The report cites as an example the case of Valentin Perez, who worked for drywall contractor Drywall Dynamics.
Perez suffered a herniated disk injury on a job hanging drywall on a construction site. However the employer refused to submit a claim for Perez under its workers’ comp policy, Liu said.
After several weeks of urging by Perez, the employer agreed to add him to its worker’s comp records, and then the employer misreported the date of the injury, she said.
The California Department of Insurance later found the owner guilty of insurance fraud, and the owner was also found guilty of wage theft.
Liu said there’s a need to make more of an effort to call out bad actors.
“There’s a need to really publicize these bad, wrongdoers,” she said. “It’s not just a few bad apples, it’s systemic across the industry.”

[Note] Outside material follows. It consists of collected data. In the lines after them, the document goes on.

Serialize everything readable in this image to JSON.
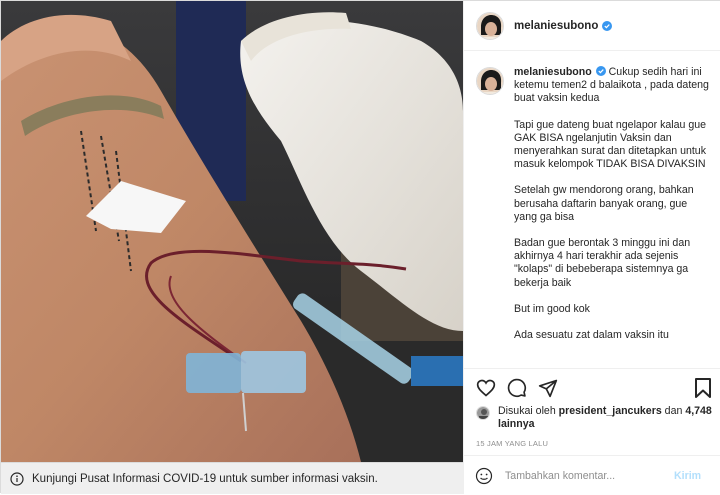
{
  "post": {
    "username": "melaniesubono",
    "caption_paragraphs": [
      "Cukup sedih hari ini ketemu temen2 d balaikota , pada dateng buat vaksin kedua",
      "Tapi gue dateng buat ngelapor kalau gue GAK BISA ngelanjutin Vaksin dan menyerahkan surat dan ditetapkan untuk masuk kelompok TIDAK BISA DIVAKSIN",
      "Setelah gw mendorong orang, bahkan berusaha daftarin banyak orang, gue yang ga bisa",
      "Badan gue berontak 3 minggu ini dan akhirnya 4 hari terakhir ada sejenis \"kolaps\" di bebeberapa sistemnya ga bekerja baik",
      "But im good kok",
      "Ada sesuatu zat dalam vaksin itu"
    ],
    "likes_prefix": "Disukai oleh",
    "liked_by": "president_jancukers",
    "likes_joiner": "dan",
    "likes_count": "4,748 lainnya",
    "timestamp": "15 JAM YANG LALU"
  },
  "comment": {
    "placeholder": "Tambahkan komentar...",
    "post_label": "Kirim"
  },
  "info_banner": {
    "text": "Kunjungi Pusat Informasi COVID-19 untuk sumber informasi vaksin."
  },
  "icons": {
    "like": "heart-icon",
    "comment": "comment-icon",
    "share": "paper-plane-icon",
    "save": "bookmark-icon",
    "verified": "verified-badge-icon",
    "emoji": "smiley-icon",
    "info": "info-icon"
  },
  "colors": {
    "verified": "#3897f0",
    "post_disabled": "#b2dffc",
    "muted": "#8e8e8e"
  }
}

Construction workers like Perez who are informally employed also tend to earn less than those in the formal sector. For every dollar earned by a construction worker employed in California’s formal sector, an unreported worker makes 52-cents and a misclassified worker 62-cents, according to the report.
The report’s recommendations include: collaborative efforts to enforce labor, tax, employment, license and payroll laws; seeking legislative or regulatory reforms; conducting media campaigns to expose violators; establishing a wage floor so informal workers are paid at the same level as those in the formal sector; and expanding policy initiatives that support “high-road” contractors that do not under report or misclassify workers.
“A high-road labor index should be created based on the company’s labor practices and compliance with labor law,” the report states. “The rating system could be used by consumers and by public procurement agencies to select contractors who have sustainable employment practices.”